Mr. Byrd, who was based in New York until 2002, when he became artistic director of Spectrum Dance Theater in Seattle, brought five dancers from his company to perform “(fay çe que vouldras)” — old French for “do what thou wilt” — an extremely intense 2005 piano solo, played live by Stephen Drury.
The music offered maximum contrasts, with clusters of wide-spaced discordant chords, notes plucked and stroked on the piano strings, and drastic use of pedals. Mr. Byrd answered with contrasts of male and female, vertical and horizontal, contemporary and historical, movement and stillness.
Four of his technically secure and theatrically assertive performers were elegantly dressed in high-necked, sleeveless dancewear that allowed them to lie on the floor. The fifth, however, added a historical note: she wore a bustle. Much of the time she walked slowly around the stage; in profile she looked like a character in Seurat’s painting “A Sunday on La Grande Jatte.” Her skirts were light, however, allowing her to extend legs high to either side.
Most of the choreography was for the other four. Two women danced upright while the men lay supine; a couple covered space dramatically while the other couple waited immobile; two men made the action as the women rested. Toward the end, the bustle-wearing woman became the centerpiece of rotating patterns. It all cohered, with strokes of drama throughout.
Admittedly, I couldn’t believe in it: it looked determinedly chic and clever, a modish dance-drama machine with no particular depth. But its juxtapositions with the radical extremes of Mr. Zorn’s music certainly held the attention.
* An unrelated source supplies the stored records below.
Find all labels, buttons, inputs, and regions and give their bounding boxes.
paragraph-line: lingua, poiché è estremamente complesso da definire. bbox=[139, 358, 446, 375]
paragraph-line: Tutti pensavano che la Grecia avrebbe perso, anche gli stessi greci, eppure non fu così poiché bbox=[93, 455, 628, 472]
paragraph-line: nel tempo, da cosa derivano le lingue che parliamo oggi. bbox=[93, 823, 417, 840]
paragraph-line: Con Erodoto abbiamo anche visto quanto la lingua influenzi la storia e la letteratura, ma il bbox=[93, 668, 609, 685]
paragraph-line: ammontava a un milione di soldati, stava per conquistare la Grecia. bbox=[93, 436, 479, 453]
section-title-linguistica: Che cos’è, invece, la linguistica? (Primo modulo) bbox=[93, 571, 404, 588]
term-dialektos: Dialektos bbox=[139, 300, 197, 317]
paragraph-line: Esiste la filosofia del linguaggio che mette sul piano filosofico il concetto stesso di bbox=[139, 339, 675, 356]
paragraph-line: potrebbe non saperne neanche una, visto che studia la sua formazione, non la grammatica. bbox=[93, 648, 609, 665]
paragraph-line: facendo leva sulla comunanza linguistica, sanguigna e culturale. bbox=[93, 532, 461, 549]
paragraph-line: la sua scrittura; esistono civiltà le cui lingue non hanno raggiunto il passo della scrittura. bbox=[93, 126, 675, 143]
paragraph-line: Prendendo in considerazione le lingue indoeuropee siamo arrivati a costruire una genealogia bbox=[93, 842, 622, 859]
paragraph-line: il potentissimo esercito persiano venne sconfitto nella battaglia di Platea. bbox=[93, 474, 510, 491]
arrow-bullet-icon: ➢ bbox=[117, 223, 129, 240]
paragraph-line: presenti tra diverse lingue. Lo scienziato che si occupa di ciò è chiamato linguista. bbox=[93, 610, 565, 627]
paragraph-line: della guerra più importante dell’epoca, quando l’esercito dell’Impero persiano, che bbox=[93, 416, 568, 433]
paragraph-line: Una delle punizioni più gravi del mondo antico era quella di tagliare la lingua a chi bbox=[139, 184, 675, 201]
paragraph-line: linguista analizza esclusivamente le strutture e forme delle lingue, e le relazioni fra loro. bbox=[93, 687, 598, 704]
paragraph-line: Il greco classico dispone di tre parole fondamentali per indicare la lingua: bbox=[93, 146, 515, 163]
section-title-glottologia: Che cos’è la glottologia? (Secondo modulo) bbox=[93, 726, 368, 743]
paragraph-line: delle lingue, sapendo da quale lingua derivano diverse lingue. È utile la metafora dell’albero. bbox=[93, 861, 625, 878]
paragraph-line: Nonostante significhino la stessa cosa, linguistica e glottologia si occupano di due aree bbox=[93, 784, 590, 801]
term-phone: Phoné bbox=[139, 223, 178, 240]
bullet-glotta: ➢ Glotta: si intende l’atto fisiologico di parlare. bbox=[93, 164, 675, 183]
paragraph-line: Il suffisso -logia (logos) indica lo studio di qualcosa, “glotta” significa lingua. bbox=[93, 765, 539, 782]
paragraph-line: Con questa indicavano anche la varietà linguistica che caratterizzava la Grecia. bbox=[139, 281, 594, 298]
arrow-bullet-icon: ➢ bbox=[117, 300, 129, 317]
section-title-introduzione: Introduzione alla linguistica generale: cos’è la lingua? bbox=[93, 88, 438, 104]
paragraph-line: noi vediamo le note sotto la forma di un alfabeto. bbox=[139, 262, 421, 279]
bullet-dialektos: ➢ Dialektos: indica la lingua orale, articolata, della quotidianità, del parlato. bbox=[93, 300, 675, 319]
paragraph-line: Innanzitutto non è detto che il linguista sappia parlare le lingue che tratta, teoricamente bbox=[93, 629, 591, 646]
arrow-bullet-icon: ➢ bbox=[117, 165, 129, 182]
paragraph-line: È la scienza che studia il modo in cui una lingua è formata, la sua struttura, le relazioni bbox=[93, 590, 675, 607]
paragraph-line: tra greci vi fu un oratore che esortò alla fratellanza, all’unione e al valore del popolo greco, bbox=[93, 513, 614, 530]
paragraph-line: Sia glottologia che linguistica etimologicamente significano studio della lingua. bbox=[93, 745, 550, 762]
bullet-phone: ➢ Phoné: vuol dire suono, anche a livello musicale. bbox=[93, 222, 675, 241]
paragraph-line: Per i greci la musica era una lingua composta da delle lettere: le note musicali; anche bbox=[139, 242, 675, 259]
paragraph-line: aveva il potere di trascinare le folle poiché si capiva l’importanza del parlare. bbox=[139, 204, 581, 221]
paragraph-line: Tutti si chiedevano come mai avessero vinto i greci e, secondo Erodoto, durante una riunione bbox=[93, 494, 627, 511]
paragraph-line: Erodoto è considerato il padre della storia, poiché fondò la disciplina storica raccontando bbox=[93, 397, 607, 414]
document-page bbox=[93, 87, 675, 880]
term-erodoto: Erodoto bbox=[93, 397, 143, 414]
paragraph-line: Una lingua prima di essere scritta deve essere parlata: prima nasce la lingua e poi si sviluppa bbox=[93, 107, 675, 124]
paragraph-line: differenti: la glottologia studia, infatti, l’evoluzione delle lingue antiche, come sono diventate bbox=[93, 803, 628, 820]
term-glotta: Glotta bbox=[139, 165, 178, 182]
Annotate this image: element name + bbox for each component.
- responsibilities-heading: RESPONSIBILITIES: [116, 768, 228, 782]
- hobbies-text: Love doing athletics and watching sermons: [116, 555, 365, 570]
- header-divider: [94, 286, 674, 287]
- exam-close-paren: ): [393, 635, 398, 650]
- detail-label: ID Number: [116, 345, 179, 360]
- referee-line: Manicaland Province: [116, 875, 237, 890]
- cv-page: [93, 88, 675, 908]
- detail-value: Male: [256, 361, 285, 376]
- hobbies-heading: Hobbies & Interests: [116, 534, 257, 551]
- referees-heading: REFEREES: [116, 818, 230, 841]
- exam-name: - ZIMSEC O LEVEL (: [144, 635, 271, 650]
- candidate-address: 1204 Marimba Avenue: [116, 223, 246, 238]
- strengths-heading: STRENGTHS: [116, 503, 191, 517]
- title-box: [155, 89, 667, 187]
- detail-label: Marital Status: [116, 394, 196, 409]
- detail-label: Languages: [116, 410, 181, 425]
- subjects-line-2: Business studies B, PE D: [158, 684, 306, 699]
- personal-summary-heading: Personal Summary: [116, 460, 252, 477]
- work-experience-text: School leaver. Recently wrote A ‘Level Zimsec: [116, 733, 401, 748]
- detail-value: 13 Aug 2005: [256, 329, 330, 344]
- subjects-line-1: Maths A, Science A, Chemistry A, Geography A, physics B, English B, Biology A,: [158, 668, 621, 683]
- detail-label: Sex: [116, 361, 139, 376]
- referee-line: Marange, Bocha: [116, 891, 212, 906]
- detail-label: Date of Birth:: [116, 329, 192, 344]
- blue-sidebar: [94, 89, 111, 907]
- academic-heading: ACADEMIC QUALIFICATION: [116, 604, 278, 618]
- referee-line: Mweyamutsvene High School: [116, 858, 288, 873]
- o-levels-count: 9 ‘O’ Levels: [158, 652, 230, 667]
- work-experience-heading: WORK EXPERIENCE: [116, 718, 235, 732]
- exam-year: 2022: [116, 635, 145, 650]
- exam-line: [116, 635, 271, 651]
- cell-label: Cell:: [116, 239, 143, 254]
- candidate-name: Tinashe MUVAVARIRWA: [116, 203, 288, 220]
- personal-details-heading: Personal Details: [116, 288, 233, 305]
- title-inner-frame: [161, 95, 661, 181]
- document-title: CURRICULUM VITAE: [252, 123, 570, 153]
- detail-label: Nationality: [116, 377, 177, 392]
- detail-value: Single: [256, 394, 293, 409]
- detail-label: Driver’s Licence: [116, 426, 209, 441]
“Femina,” by Ms. Tanowitz, whose work is more often seen downtown, was longer and structurally far less tight. It was set to a recording of a 2008 Zorn score involving violin, piano, harp, cello, electronics, percussion and narration by Laurie Anderson.
Like the score, the dance covered a wide range of idioms: the eight dancers included former Merce Cunningham performers (Jean Freebury and Banu Ogan) and a ballet dancer (Ashley Tuttle, who not only danced on point but also removed a shoe to thwack it against the floor).
As dancer succeeded dancer, with many random-seeming exits and entrances, “Femina” was often diffuse and too full of tentative effects (the shoe-thwacking, for example). More than once, the mind began to wander.
Never for long, however. Ms. Tanowitz’s sense of creating dance rhythm, especially by means of footwork, kept refreshing this work. She has a rare gift for dances that feel like present-tense explorations, notably the solos for Ms. Tuttle and, above all, Ms. Ogan.
And she makes her dancers look like independent spirits with their own motivations. (Ms. Freebury has never looked younger or freer.) So in “Femina” Ms. Tanowitz gives us — better than in any of her other works I have seen — that prime dance pleasure of making gifted dancers look renewed.
The solos for Ms. Tuttle and Ms. Ogan had little in common, and this made “Femina” feel all the larger and more inclusive. Both were absorbing; Ms. Ogan’s was wonderful. The rich three-dimensionality of her movement, often addressing several planes of space at once, was riveting. In one sequence she held an elongated arabesque in profile, making a single horizontal line from toe to head, and then rotated her arms powerfully in opposition to each other, like a crawl in swimming: the contrast of those whirling arms to that cool still line is a haunting image.
If I could see “Femina” again, I would check just how this sequence matched the music for harp and percussion, but this solo’s overall atmosphere of bold, clear-headed experimentation stays powerfully with me.